One of Wells Fargo & Co.'s biggest competitors isn't impressed with the bank's leadership transition.
JPMorgan Chase & Co. chief executive Jamie Dimon said it was "irresponsible" for Wells Fargo to announce CEO Tim Sloan's departure without a succession plan ready. Allen Parker, the bank's general counsel, took over as interim CEO in March and a search for an outside executive is ongoing.
Mr. Sloan's abrupt departure came days after he endured a congressional hearing and public criticism from regulators over the lender's scandals. At the time of Mr. Sloan's exit, no formal talks with possible successors had begun and a recruiting firm hadn't yet been selected to run the search.

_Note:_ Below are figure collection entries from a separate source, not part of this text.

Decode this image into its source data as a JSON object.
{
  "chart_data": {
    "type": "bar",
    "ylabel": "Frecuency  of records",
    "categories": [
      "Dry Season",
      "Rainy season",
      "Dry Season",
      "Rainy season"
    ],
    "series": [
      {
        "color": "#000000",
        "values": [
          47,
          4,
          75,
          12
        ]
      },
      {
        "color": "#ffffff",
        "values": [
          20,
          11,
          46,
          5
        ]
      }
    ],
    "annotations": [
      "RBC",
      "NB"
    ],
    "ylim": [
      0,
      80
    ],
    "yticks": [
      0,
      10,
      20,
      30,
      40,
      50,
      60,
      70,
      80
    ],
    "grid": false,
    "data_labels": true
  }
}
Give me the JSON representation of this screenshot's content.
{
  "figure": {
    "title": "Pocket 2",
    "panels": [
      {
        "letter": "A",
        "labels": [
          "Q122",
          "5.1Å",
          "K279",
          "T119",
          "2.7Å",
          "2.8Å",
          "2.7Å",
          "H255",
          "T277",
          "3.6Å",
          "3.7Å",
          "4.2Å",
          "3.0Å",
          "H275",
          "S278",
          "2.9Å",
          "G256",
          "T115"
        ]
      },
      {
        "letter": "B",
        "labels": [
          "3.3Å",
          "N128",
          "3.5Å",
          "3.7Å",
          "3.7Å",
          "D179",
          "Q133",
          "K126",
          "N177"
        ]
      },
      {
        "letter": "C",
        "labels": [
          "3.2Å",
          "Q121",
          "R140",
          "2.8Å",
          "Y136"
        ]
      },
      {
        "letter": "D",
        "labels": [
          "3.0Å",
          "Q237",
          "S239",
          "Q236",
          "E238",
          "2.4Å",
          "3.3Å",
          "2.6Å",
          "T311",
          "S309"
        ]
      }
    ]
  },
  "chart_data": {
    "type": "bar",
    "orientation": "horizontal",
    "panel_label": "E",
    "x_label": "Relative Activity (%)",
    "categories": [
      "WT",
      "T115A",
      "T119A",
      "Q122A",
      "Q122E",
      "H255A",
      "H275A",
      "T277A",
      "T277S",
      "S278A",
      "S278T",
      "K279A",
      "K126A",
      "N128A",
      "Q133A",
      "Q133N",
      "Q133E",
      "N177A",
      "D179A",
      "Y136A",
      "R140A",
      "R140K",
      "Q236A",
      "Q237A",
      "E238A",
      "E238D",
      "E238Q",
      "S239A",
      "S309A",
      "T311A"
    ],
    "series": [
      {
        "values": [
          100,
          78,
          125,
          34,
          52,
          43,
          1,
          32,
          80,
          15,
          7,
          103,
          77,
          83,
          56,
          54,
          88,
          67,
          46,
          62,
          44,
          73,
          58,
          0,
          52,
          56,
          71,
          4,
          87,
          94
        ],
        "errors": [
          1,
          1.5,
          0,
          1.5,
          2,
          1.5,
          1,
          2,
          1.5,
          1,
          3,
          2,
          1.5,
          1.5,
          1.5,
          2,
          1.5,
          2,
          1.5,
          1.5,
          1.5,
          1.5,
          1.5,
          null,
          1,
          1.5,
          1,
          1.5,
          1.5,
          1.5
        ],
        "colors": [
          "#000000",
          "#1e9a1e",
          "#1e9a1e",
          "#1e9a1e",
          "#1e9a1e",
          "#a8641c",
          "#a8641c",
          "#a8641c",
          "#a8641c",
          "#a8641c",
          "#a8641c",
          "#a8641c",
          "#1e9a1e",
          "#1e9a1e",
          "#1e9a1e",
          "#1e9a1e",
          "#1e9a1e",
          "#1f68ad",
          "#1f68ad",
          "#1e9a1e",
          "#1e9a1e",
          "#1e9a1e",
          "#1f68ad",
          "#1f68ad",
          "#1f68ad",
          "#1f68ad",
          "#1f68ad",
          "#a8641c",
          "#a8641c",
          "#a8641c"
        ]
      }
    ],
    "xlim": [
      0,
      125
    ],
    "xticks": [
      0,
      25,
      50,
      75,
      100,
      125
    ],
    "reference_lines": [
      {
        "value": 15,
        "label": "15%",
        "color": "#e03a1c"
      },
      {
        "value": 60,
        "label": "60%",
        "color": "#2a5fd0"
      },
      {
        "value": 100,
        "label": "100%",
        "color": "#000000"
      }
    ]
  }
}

"I'd be surprised if regulators wanted that to happen, because it's irresponsible," Mr. Dimon said Tuesday at a banking conference in New York. Mr. Dimon said he had no knowledge of what led to Mr. Sloan's exit.
A Wells Fargo representative declined to comment.
Several of Mr. Dimon's deputies and potential successors have been mentioned as candidates in the CEO search at Wells Fargo. The JPMorgan chief said last week he's scared some of that top talent will be recruited away by competitors.
JPMorgan made management changes of its own in April, shifting responsibilities for two of its top female executives — Marianne Lake and Jennifer Piepszak — to help them gain experience that could one day help them succeed Mr. Dimon.
"It's important to move people around," Mr. Dimon said Tuesday. "I think we have two stars," he said, referring to Ms. Lake and Ms. Piepszak.
In other comments, Mr. Dimon said JPMorgan's trading revenue fell 4% to 5% during the first two months of the second quarter from a year earlier, excluding a gain.
"The next month could dramatically change that," he said.
The trade conflict between the U.S. and China has escalated beyond the level of a "skirmish" and could further weigh on the economy and markets, Mr. Dimon said.
JPMorgan sees room to boost market share in its Asia prime-brokerage business and fixed-income trading. Mr. Dimon expects credit losses to rise across products as businesses mature.
"On average, things will get worse over time, not because they're going to get bad, but because it's been so good for so long," he said. "There will be a return to normal."